La Dragonfly, c’est l’automobile réinventée grâce à une motorisation qui se veut moins polluante et un dispositif qui, lui, contribue à dépolluer l’air ambiant. Cette voiture « verte » de conception inusitée a été présentée aux visiteurs du Salon de l’auto de Genève, au début du mois.

Mise au point par la société Catecar Industries SA établie dans la petite ville de Tour-de-Peilz, en Suisse, la Dragonfly (qu’on aperçoit au Salon de Genève sur les photos de cette nouvelle) est une voiture hybride rechargeable utilisant une motorisation mixte semblable à celle d’une Chevrolet Volt.

Elle est donc animée par un moteur électrique de 7 à 11 kW (selon le modèle) alimenté par une batterie qui, lorsque sa charge atteint un seuil minimum, peut être rechargée en roulant par un moteur à essence de 14 ch servant de génératrice.

La conception de cette voiture lui donne cependant des cotes d’autonomie différentes de celles de la Volt. Dans le but de minimiser la masse de la Dragonfly, qui ne pèse que 560 kg, ses concepteurs l’ont doté d’une batterie qu’ils n’hésitent pas à qualifier de petite. Sa capacité étant déterminée par les besoins de l’automobiliste, elle ne pèse pas plus de 100 kg.

Chargée par des capteurs solaires couvrant le toit de la voiture, cette batterie procure tout au plus 20 km d’autonomie, ce qui suffit à un usage urbain quotidien dans certains cas. Cependant, avec un réservoir de 15 L d’essence, le moteur thermique serait en mesure de pousser l’autonomie jusqu’à 1 000 km.

Cette combinaison permet « d’affranchir la Dragonfly de toute dépendance à un réseau électrique », affirment ses concepteurs qui la destinent, entre autres, à « des îles et des continents comme l’Afrique, qui ne seront pas munis de bornes électriques avant longtemps. »

Pour la Dragonfly, le qualificatif de voiture verte ne se limite pas à sa motorisation. Son châssis en aluminium est habillé d’une carrosserie à base végétale légère, résistante et biodégradable. Composée de lin, elle est fabriquée selon la technologie à renfort brevetée appelée PowerRibs développée par la société suisse Bcomp SA de Fribourg.

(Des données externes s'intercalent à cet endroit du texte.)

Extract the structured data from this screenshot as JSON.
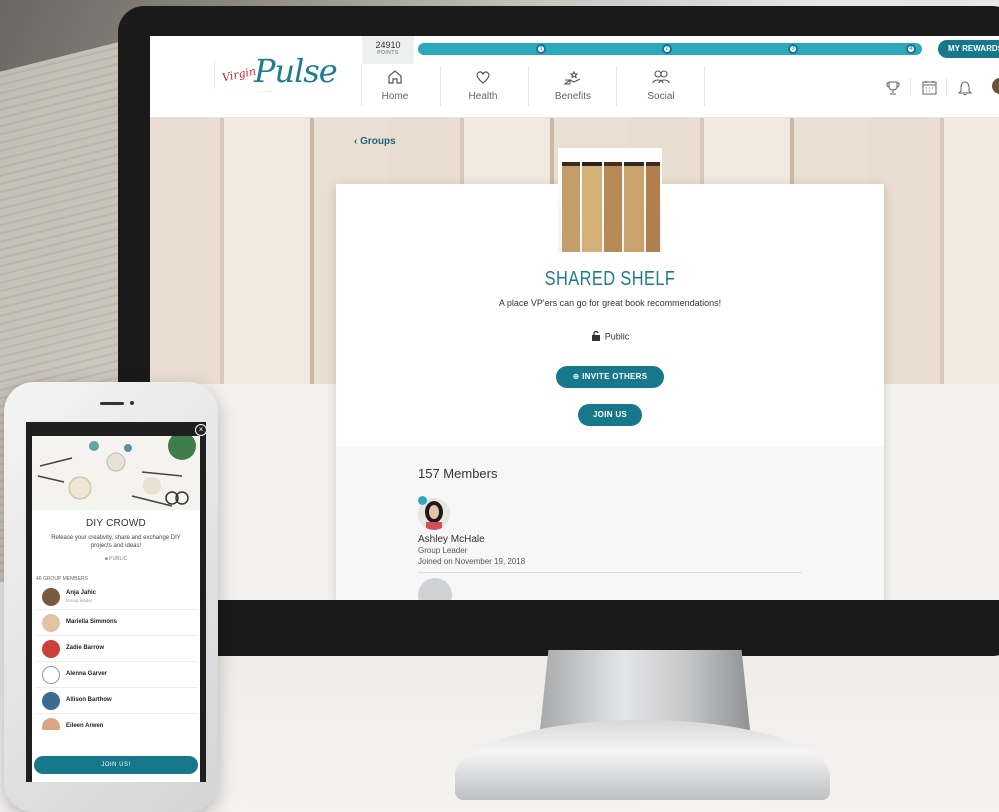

Cette voiture est également munie d’un filtre conçu pour capter les particules fines en suspension dans l’air. Ce dispositif, qui fonctionne 24 heures sur 24, fait partie de la dotation de série et il traite entre 30 et 100 m3 d’air ambiant, ce qui, selon le constructeur, correspond au nettoyage quotidien de 3 à 12 appartements de 75 m2.

La Dragonfly est la seconde voiture hybride rechargeable à carrosserie végétale présentée par Catecar. En 2012, cette petite entreprise suisse avait livré le premier exemplaire d’une voiturette biplace nommée Tarmac à l’Aéroport de Genève pour y être testée (photo ci-dessous). Puis, en 2014, le constructeur avait annoncé que cette voiture serait produite en série en Tunisie. Mais ce projet n’aurait vraisemblablement pas abouti.